Po raz kolejny - nie. Japonia to społeczeństwo starzejące się, w którym czytanie mang jest zasadniczo akceptowalne tylko w przypadku osób niepełnoletnich. Wyżej, zwyczajowo spotyka się to ze społeczną dezaprobatą. Poza tym, podając za Wikipedią - "Pod koniec 2013 r. osoby starsze stanowiły 25,2% populacji Japonii(...)". Naprawdę sądzisz, że 60-letnia babcia co tydzień kupuje Weekly Shonen Jumpa albo kolejny tom jakiegoś Josei?
Co do tego posta, chociaż widzę, że pieprzysz głupoty i powtarzasz schematy, to jednak konkretnie odwoływać się nie będę, z uwagi na nieco zbyt ograniczoną wiedzę o temacie - nie chciałabym samodzielnie powiedzieć czegoś niezgodnego z prawdą.

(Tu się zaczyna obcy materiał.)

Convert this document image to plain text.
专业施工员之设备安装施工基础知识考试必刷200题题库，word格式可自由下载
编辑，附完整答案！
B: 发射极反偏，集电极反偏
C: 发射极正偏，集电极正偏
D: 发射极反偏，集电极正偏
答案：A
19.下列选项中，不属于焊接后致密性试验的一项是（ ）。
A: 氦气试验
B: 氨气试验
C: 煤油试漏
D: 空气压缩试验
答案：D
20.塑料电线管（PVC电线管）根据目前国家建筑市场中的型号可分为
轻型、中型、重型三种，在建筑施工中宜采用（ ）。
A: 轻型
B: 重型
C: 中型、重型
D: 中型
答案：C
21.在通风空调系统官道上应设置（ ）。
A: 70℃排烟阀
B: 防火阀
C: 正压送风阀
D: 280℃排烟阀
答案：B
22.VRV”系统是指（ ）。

Podsumowując - marzenia to nic złego, czy to o odwiedzeniu Japonii, czy nauczeniu się języka, prowadzić bloga także możesz, bo kto ci zabroni, ale proszę cię - odpuść sobie informacje o kraju, życiu w nim, czy cokolwiek takiego, bo człowiekowi robi się wstyd. Nie czytałam twoich postów z recenzjami i szczerze nie chcę, ale może akurat sobie z tym radzisz? Więc lepiej się tego trzymaj, nie wtrącając niepotrzebnie głupot, bo aż żal na to patrzeć.
Nie pozdrawiam, ale zrób coś z tym,
【Roserade】
fajny wpis i fajny blog, będę tu częsciej
OdpowiedzUsuńfajnie tutaj u Ciebie
OdpowiedzUsuńciekawe, ciekawe...
OdpowiedzUsuńLolita to jeden z ładniejszych stylów Japońskich ;) Przeurocze!